In the towns of Vesh and Spin Boldak, which are near the border on the Afghan side and have survived economically thanks to a flourishing smuggling trade, residents said they had also been told the same thing by Taliban fighters.

"We have been told to leave for our own safety," said Abdul Bari, a shopkeeper in Spin Boldak who, like most other vendors, runs his business out of a ship's cargo container. He spoke along the no-man's land separating the two countries.

The Taliban appeared to be making preparations in case any U.S. assault came on the ground at this southern stretch of the border near the Taliban stronghold Kandahar, where the terrain is less mountainous. U.S. military leaders have hinted at imminent ground action after days of bombardment of Afghanistan, but have not said what form it will take.

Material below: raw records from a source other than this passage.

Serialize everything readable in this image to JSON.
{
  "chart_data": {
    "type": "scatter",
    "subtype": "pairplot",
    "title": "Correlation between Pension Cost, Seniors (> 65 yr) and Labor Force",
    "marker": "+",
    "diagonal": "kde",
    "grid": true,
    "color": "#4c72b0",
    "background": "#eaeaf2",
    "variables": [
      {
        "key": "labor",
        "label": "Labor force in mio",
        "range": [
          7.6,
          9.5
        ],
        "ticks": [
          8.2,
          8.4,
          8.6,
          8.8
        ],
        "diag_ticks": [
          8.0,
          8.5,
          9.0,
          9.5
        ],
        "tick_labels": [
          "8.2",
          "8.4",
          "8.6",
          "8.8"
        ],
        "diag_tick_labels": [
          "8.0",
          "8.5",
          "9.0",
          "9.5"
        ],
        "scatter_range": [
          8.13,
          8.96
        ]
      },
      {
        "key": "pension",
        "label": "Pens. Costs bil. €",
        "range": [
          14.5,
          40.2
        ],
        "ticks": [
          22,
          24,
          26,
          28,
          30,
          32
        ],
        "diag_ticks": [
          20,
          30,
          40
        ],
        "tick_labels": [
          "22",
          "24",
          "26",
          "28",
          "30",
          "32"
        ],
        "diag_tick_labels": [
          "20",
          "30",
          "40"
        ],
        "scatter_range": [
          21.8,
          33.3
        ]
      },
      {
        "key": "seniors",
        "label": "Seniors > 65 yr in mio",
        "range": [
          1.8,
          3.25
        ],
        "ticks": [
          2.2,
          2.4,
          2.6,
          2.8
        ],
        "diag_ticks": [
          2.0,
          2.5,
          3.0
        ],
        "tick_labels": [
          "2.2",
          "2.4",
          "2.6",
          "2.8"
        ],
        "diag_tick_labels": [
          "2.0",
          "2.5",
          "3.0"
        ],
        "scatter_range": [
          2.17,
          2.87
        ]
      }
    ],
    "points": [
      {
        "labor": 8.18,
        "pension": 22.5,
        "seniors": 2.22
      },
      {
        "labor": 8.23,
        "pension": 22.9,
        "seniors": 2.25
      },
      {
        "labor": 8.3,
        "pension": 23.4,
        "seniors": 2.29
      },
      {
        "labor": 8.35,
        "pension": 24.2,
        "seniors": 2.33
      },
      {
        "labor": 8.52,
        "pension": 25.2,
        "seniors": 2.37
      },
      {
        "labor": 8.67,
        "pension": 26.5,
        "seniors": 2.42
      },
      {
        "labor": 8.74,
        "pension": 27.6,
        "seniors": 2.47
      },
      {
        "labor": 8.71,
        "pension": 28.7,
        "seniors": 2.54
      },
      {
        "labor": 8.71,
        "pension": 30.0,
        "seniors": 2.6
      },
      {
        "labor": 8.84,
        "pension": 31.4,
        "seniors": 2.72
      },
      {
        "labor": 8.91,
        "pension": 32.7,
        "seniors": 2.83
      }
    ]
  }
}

In Chaman, whose estimated 400,000 people live off the smuggling trade with Vesh and Spin Boldak, many businesses that trade in smuggled goods such as Japanese consumer items, soap and tires have been moving inventories from warehouses in Afghanistan back into Pakistan.

Businessmen in Chaman, who travel daily into Afghanistan without passports or other travel documents, said the Taliban were insisting that merchants remove flammable items like fuel, rubber tires and textiles -- presumably to keep them from feeding fires caused by U.S. munitions.

Rumors have been rife in Chaman that the Taliban are stockpiling weapons in Vesh and Spin Boldak, because they believe the Americans would be reluctant to attack targets so close to the border with Pakistan, a U.S. ally in the anti-terrorism campaign.

No one, however, has seen convincing evidence of weapons being stored there.

Col. Mohammed Sarwar, commander of Pakistan's Frontier Corps, confirmed Saturday that he had met with Taliban officials the day before to warn the Afghans against trying to clear Qila Leva and other territories that belong to Pakistan.

"They asked the villagers to leave a few days ago," Sarwar said. "We told them to stop doing this."

An intelligence agent familiar with Sarwar's talks said the commander also warned the Taliban against arming supporters or stockpiling arms close to the border. But Sarwar, who discussed the matter only reluctantly, said those topics were not discussed.

In Spin Boldak, Alauddin Ayatullah, a young, bearded Taliban preacher at the local mosque, said loyalists were being given arms.

"We have arms and we are circulating them. But we are not giving them to just anyone, only to the trusted people whom we know," Ayatullah said.

In recent days, truckloads of young militant Muslims from around Pakistan and abroad have been passing through Chaman on their way to fight alongside the Taliban -- or, they say, to die in a jihad, or holy war, against the United States.